Recently, he has published a " synthesis with a thesis" book that clarifies his point of view on the essential role of politics in the economy. Titled The Politics of Economic Activity, this book came out in 2016.He currently intends to extend approach this to the role of media and the public communication of public authorities, this time from the perspective of their interventions regarding the economy.

 

 

 

 

  

 

 2. Helen SULLIVAN - Director, Crawford School of Public Policy, Australian National University, Australia
Professor Sullivan joined Australian National University from the University of Melbourne, where she was professor and director of the Melbourne School of Government. Prior to establishing the Melbourne School of Government, she was professor and director of the Centre for Public Policy at Melbourne. Helen Sullivan is foundation director of the Melbourne School of Government (MSoG) and a policy studies researcher and teacher. She has degrees from the UK Universities of Birmingham and York and worked in a number of roles in government before moving to academia. Since 2012, Helen Sullivan has led the development of MSoG, an interdisciplinary and applied graduate school dealing with contemporary questions of governance and public policy in international relations, development studies and public policy and administration. Helen Sullivan’s research and teaching explores the changing nature of state-society relationships and includes the theory and practice of changing modes of governance, new forms of democratic participation, and the practice of public policy and service reform. She has published widely in academic and practitioner media. Her latest book (with C. Skelcher and S. Jeffares) is Hybrid Governance in European Cities: Neighbourhood, Migration and Democracy (2013). Helen Sullivan’s work reflects a long term commitment to finding new ways to bridge the gap between research and policy and this is reflected in MSoG’s approach to research, teaching and engagement.

 

 

 

  3. Susana BORRAS, Professor, Copenhagen Business School, Denmark
Susana Borrás is Professor on innovation and governance. As a social scientist expert on public policy, two of her leading questions are, what governments can do to foster and to improve socio-technical innovation in the economy, and what makes some decisions regarding socio-technical and innovation change to be democratically legitimate and others not. Her main attention is in the European Union, both at the supra-national level as well as national and regional levels. She advises regularly innovation policy-makers, is member of the editorial board of 5 scientific journals, and has non-executive leadership responsibilities seating in several boards.

  

 

 

 

 

 

 

 

 

 

 

  

  4. Tony VERHEIJEN, Country Manager for Serbia, Europe and Central Asia, World Bank
Mr. Verheijen graduated from the Erasmus University in Rotterdam, holds an MA in International Relations from the Université Libre de Bruxelles and a PhD from Leiden University.

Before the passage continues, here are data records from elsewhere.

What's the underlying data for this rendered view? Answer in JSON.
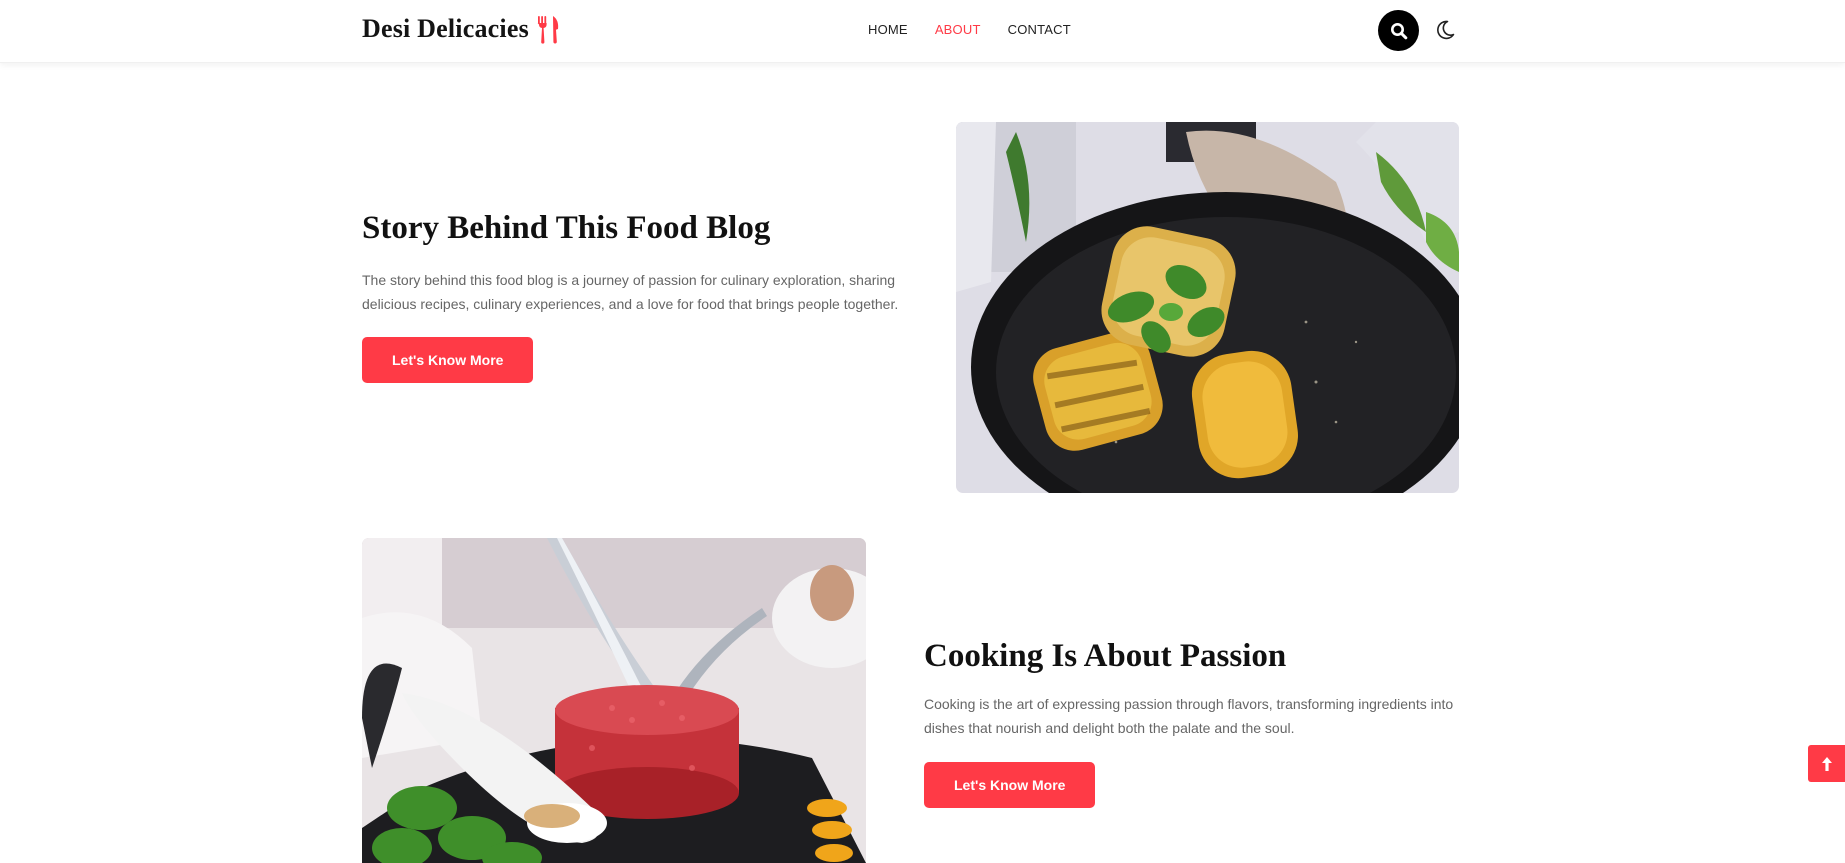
{
  "header": {
    "logo_text": "Desi Delicacies",
    "nav": [
      {
        "label": "HOME",
        "active": false
      },
      {
        "label": "ABOUT",
        "active": true
      },
      {
        "label": "CONTACT",
        "active": false
      }
    ],
    "icons": {
      "logo": "fork-knife-icon",
      "search": "search-icon",
      "theme": "moon-icon"
    }
  },
  "story": {
    "title": "Story Behind This Food Blog",
    "text": "The story behind this food blog is a journey of passion for culinary exploration, sharing delicious recipes, culinary experiences, and a love for food that brings people together.",
    "button": "Let's Know More"
  },
  "passion": {
    "title": "Cooking Is About Passion",
    "text": "Cooking is the art of expressing passion through flavors, transforming ingredients into dishes that nourish and delight both the palate and the soul.",
    "button": "Let's Know More"
  },
  "scroll_top": {
    "icon": "arrow-up-icon"
  },
  "colors": {
    "accent": "#ff3a46",
    "text": "#111111",
    "muted": "#666666"
  }
}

Based in Belgrade, Serbia since August 2013, he returned to the World Bank’s Europe and Central Asia region after having previously worked for the Public Sector Management and Governance department in the same region from 2002-2006.

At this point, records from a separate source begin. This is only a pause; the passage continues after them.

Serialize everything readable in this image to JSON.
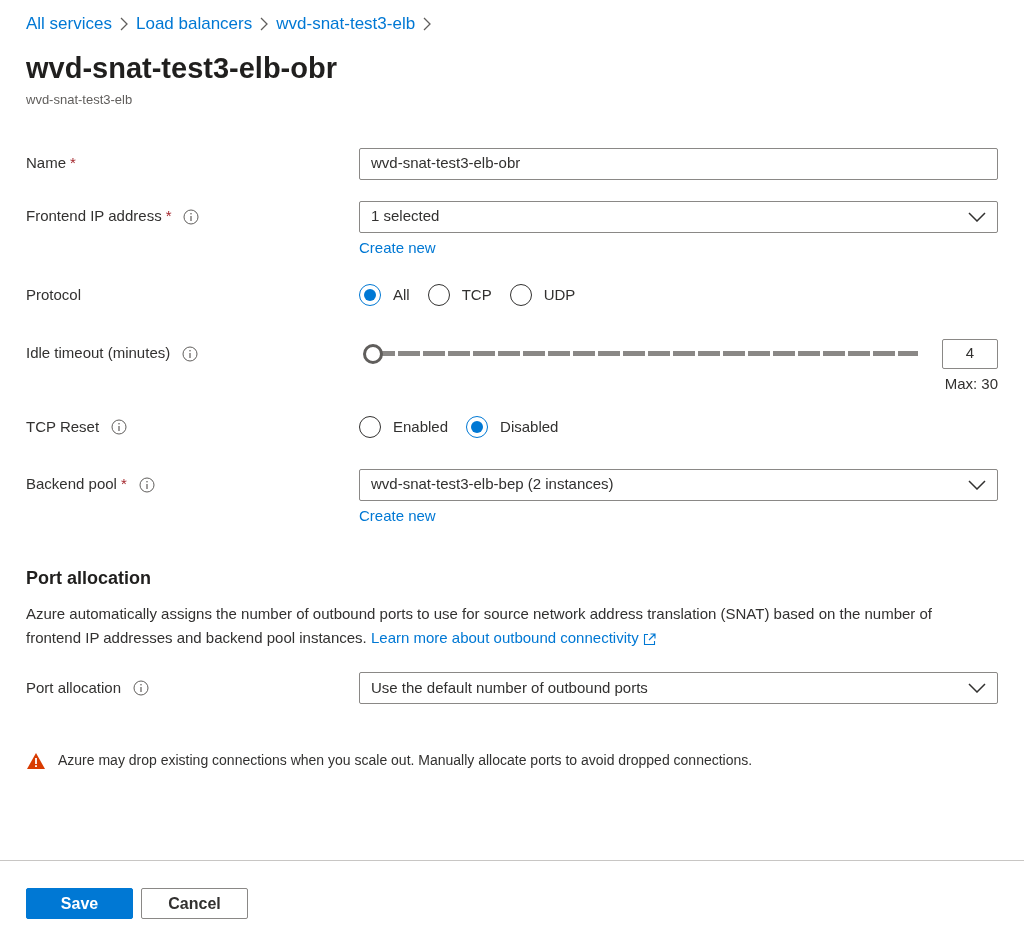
{
  "breadcrumb": [
    {
      "label": "All services"
    },
    {
      "label": "Load balancers"
    },
    {
      "label": "wvd-snat-test3-elb"
    }
  ],
  "title": "wvd-snat-test3-elb-obr",
  "subtitle": "wvd-snat-test3-elb",
  "fields": [
    {
      "kind": "text",
      "label": "Name",
      "required_mark": "*",
      "info": false,
      "value": "wvd-snat-test3-elb-obr"
    },
    {
      "kind": "dropdown",
      "label": "Frontend IP address",
      "required_mark": "*",
      "info": true,
      "value": "1 selected",
      "link": "Create new"
    },
    {
      "kind": "radio",
      "label": "Protocol",
      "info": false,
      "options": [
        {
          "label": "All",
          "selected": true
        },
        {
          "label": "TCP",
          "selected": false
        },
        {
          "label": "UDP",
          "selected": false
        }
      ]
    },
    {
      "kind": "slider",
      "label": "Idle timeout (minutes)",
      "info": true,
      "level": 0,
      "value": "4",
      "max_label": "Max: 30"
    },
    {
      "kind": "radio",
      "label": "TCP Reset",
      "info": true,
      "options": [
        {
          "label": "Enabled",
          "selected": false
        },
        {
          "label": "Disabled",
          "selected": true
        }
      ]
    },
    {
      "kind": "dropdown",
      "label": "Backend pool",
      "required_mark": "*",
      "info": true,
      "value": "wvd-snat-test3-elb-bep (2 instances)",
      "link": "Create new"
    }
  ],
  "port_section": {
    "heading": "Port allocation",
    "description": "Azure automatically assigns the number of outbound ports to use for source network address translation (SNAT) based on the number of frontend IP addresses and backend pool instances.",
    "link": "Learn more about outbound connectivity",
    "fields": [
      {
        "kind": "dropdown",
        "label": "Port allocation",
        "info": true,
        "value": "Use the default number of outbound ports"
      }
    ]
  },
  "warning": "Azure may drop existing connections when you scale out. Manually allocate ports to avoid dropped connections.",
  "buttons": [
    {
      "label": "Save",
      "kind": "primary"
    },
    {
      "label": "Cancel",
      "kind": "secondary"
    }
  ]
}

From 2007-2013, He served as Sector Manager of the Public Sector and Governance department in South Asia (based in New Delhi, India) and as Lead Public Sector Management Specialist and Cluster Leader for East and Central Africa (based in Kampala, Uganda). Since joining the World Bank in 2002, Mr. Verheijen has focused on public sector management, civil service reform, governance and anti-corruption, and economic management issues.

He has worked on projects in South and East Asia, Central and East Africa, Russia and Central Asia and Central and Eastern Europe.

Prior to joining the World Bank, he worked as Chief Technical Adviser for the UNDP Regional Office in Bratislava, Slovakia, for the OECD and for the European Institute of Public Administration. He has also held teaching and research positions at various universities, including the College of Europe. He has contributed in particular to transformation processes in Central and Eastern European states in the context of their EU accession, serving as adviser to European Integration offices and EU accession negotiation teams.